A California man was arrested after authorities found his son tied to a tree while the man was asleep nearby.
Jeffrey Wilson, 27, was detained by police after they found Wilson's 2-year-old son tied to a tree in the encampment in which the family was staying near Willits in Mendocino County, according to KTVU. Wilson is homeless and had created makeshift shelter for himself and three other family members off a local highway.
Police were called to investigate Wilson and his family, which includes his son, the son's mother and the boy's grandmother. The Wilsons had created an encampment on private property and the owner called police several times to report them.
When authorities arrived, they found the boy tied to a tree while Wilson slept on the ground just a few feet away, according to The Press Democrat. One end of a rope was tied to the boy's wrist with the other end to a tree branch, effectively restricting the boy's movement.
Police said that when they arrived they found the boy without food, water or other necessities. He was also in arms' reach of several weapons that could pose a threat to his health, as well as stranded without protection from the elements.
Wilson is being held on suspicion of felony child abuse, possession of a controlled substance and trespassing. It was not immediately clear what substance Wilson possessed at the time of the arrest.
Deputies had visited Wilson's encampment before at the request of the property owner, instructing him and his family members to clean up and leave. According to KRCR, the property owner placed a citizen's' arrest against Wilson and held him until police arrived.

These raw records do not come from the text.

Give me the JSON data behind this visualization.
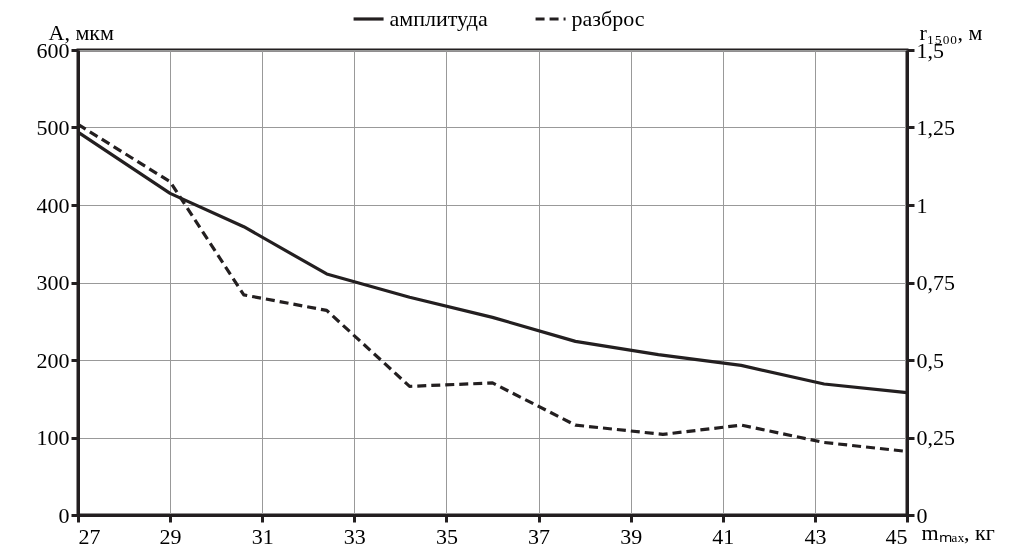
{
  "chart_data": {
    "type": "line",
    "xlabel": "mₘₐₓ, кг",
    "ylabel": "A, мкм",
    "y2label": "r₁₅₀₀, м",
    "xlim": [
      27,
      45
    ],
    "xticks": [
      27,
      29,
      31,
      33,
      35,
      37,
      39,
      41,
      43,
      45
    ],
    "ylim": [
      0,
      600
    ],
    "yticks": [
      0,
      100,
      200,
      300,
      400,
      500,
      600
    ],
    "y2lim": [
      0,
      1.5
    ],
    "y2ticks": [
      {
        "value": 0,
        "label": "0"
      },
      {
        "value": 0.25,
        "label": "0,25"
      },
      {
        "value": 0.5,
        "label": "0,5"
      },
      {
        "value": 0.75,
        "label": "0,75"
      },
      {
        "value": 1,
        "label": "1"
      },
      {
        "value": 1.25,
        "label": "1,25"
      },
      {
        "value": 1.5,
        "label": "1,5"
      }
    ],
    "grid": true,
    "legend": "top",
    "marker": "none",
    "series": [
      {
        "name": "амплитуда",
        "color": "#231f20",
        "line_style": "solid",
        "x": [
          27,
          29,
          30.6,
          32.4,
          34.2,
          36,
          37.8,
          39.6,
          41.4,
          43.2,
          45
        ],
        "values": [
          494,
          415,
          372,
          311,
          281,
          255,
          224,
          207,
          193,
          169,
          158
        ]
      },
      {
        "name": "разброс",
        "color": "#231f20",
        "line_style": "dashed",
        "axis": "y2",
        "x": [
          27,
          29,
          30.6,
          32.4,
          34.2,
          36,
          37.8,
          39.7,
          41.4,
          43.2,
          45
        ],
        "values": [
          1.26,
          1.075,
          0.71,
          0.66,
          0.415,
          0.426,
          0.29,
          0.26,
          0.29,
          0.234,
          0.205
        ]
      }
    ]
  }
}
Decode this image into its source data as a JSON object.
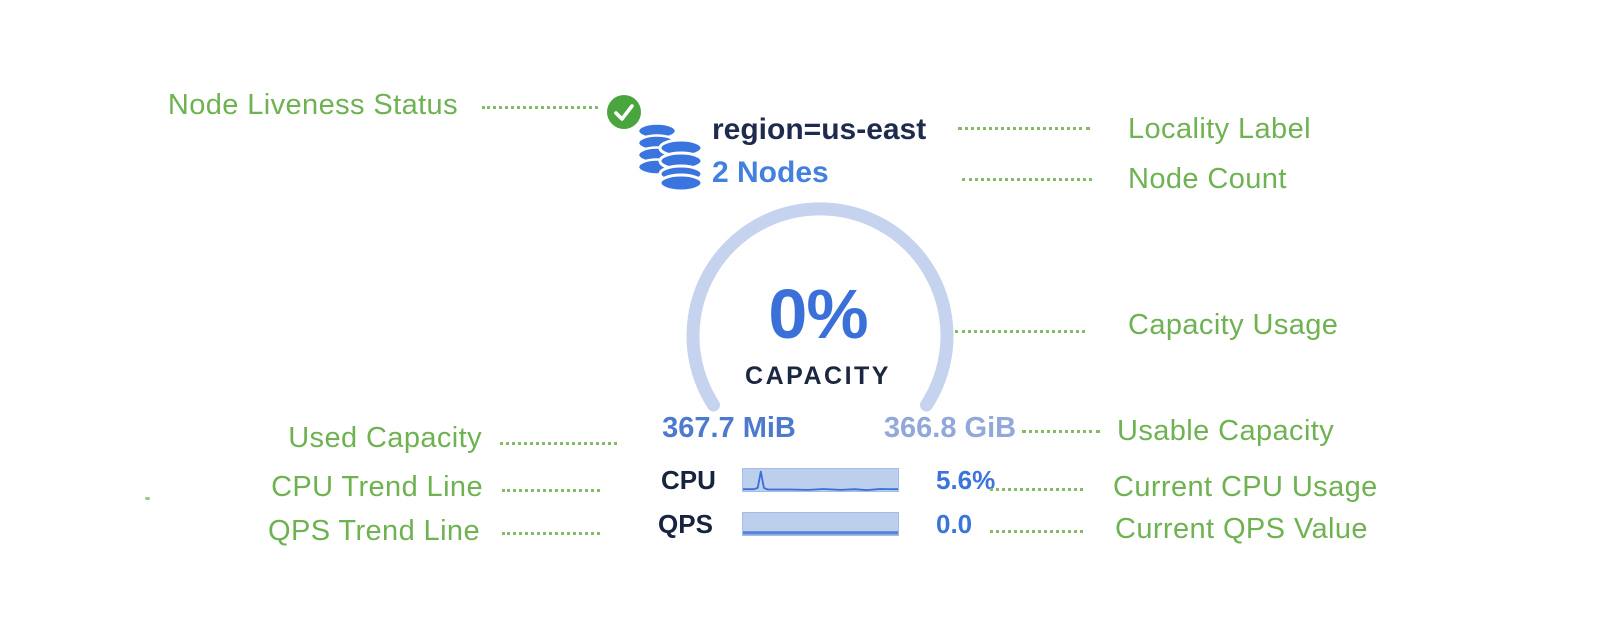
{
  "colors": {
    "annotation_green": "#6fb251",
    "connector_dot_green": "#85bb66",
    "navy_text": "#1c2742",
    "accent_blue": "#3b74da",
    "used_capacity_blue": "#4d79ce",
    "usable_capacity_blue": "#92a8da",
    "gauge_track": "#c5d3ef",
    "sparkline_fill": "#bccfed",
    "liveness_green": "#4aa53e",
    "database_blue": "#3a74de"
  },
  "icons": {
    "liveness": "check-circle-icon",
    "nodes": "database-stack-icon"
  },
  "node": {
    "locality": "region=us-east",
    "node_count": "2 Nodes",
    "capacity_used_pct": "0%",
    "capacity_caption": "CAPACITY",
    "used_capacity": "367.7 MiB",
    "usable_capacity": "366.8 GiB",
    "cpu_label": "CPU",
    "cpu_value": "5.6%",
    "qps_label": "QPS",
    "qps_value": "0.0",
    "cpu_trend": {
      "points": [
        [
          0,
          0.08
        ],
        [
          0.07,
          0.08
        ],
        [
          0.095,
          0.14
        ],
        [
          0.115,
          0.88
        ],
        [
          0.135,
          0.14
        ],
        [
          0.16,
          0.07
        ],
        [
          0.3,
          0.07
        ],
        [
          0.42,
          0.05
        ],
        [
          0.52,
          0.09
        ],
        [
          0.63,
          0.05
        ],
        [
          0.72,
          0.08
        ],
        [
          0.8,
          0.04
        ],
        [
          0.88,
          0.09
        ],
        [
          1,
          0.08
        ]
      ]
    },
    "qps_trend": {
      "points": [
        [
          0,
          0.1
        ],
        [
          1,
          0.1
        ]
      ]
    }
  },
  "annotations": {
    "left": [
      "Node Liveness Status",
      "Used Capacity",
      "CPU Trend Line",
      "QPS Trend Line"
    ],
    "right": [
      "Locality Label",
      "Node Count",
      "Capacity Usage",
      "Usable Capacity",
      "Current CPU Usage",
      "Current QPS Value"
    ]
  }
}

Child Protective Services took custody of the child and Animal Control was also called to help detain the two animals that were loose in the encampment.
According to the California Penal Code cited by the Kraut Law Group, it is a crime to enter or remain on private property without permission. There are more than 30 separate types of trespassing punishable in California, all of which essentially state that an individual must leave private property once instructed to do so.
Common trespassing is usually handled as a misdemeanor. Six months in prison, a fine up to $1,000 and probation determined fair by a judge are all common sentences in California.
Los Angeles began policing homelessness as a crime in 2014 in an effort to trim down the roughly 9,500 homeless people living in the city, according to The Intercept.